You also have to remember that the emphasis on benzos changed recently as the opioid epidemic worsened. For one thing, people conflate them. For a second, they're in the systems of a lot of people who overdose on opioids, even though one of the selling points of benzodiazepines was it was more difficult to overdose on them than the previous generation of anxiolytics (which is true when they aren't taken with a drug that has a synergistic effect like an opioid). But they've been sitting as a Class IV scheduled drug forever with no particular special attention until they became implicated in the opioid overdose cases.

I remember the first time I saw him he said as I was leaving, "Do you need anything else?" And I didn't know what he meant. He meant scripts. Did I need any other scripts. As if I could have asked for anything.

The new kids coming out of medical school are completely different. I've been witness to the changes since 1998.

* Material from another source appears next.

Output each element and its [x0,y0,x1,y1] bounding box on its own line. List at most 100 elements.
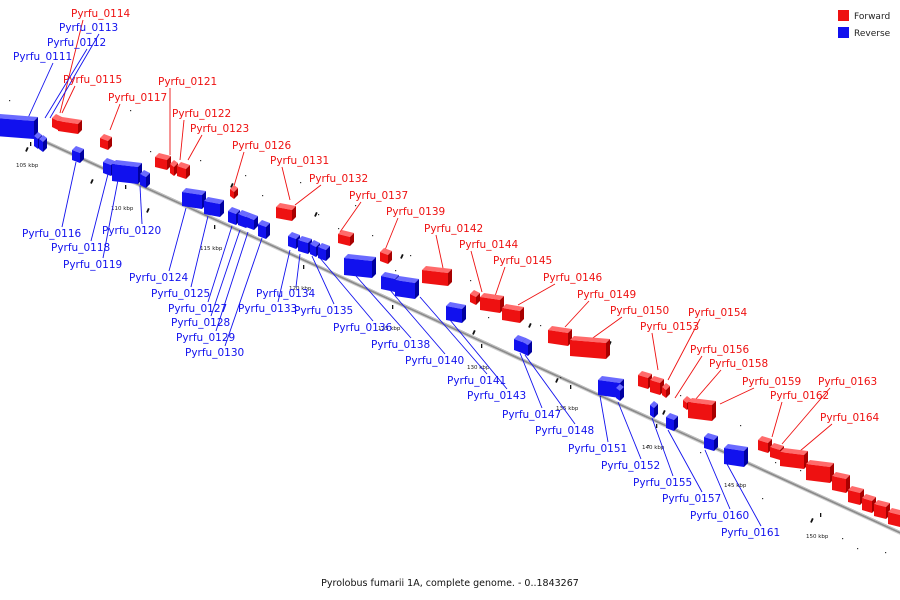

My guess is that a certain worldview of medicine becomes cemented in from the time you graduate medical school and finish your residency. I know they have continuing education courses that are now mandatory, but I think all those "Don't confuse your Google search with my medical degree" signs in doctors' offices sort of speak to the gravitas with which older doctors hold new information compared to their medical degree. The medical literature on the harms and dependence/tolerance to benzodiazepines is so old that it doesn't make sense to ask why in 2019. You could have asked that in 1998 when I started on them. You could have asked it in the 1970s when the literature was available. There could have just as easily been doctors in the 1970s doling out indefinite benzo "therapy" with signs reading "Don't confuse the New England Journal of Medicine with My Medical Degree."
 
for many people, it's practically a cultural expectation for them to lie to their doctors, particularly about "certain" things and particularly if they think those things "won't matter that much."

For sure there is a cultural expectation to be secretive.
Usually an addicted feel guilty because of his beaviour, I think this is the main reason because all of uf abuser use
to lie. Drug use is something that happen in the shadow , hidden from society, so it's hard to be open about.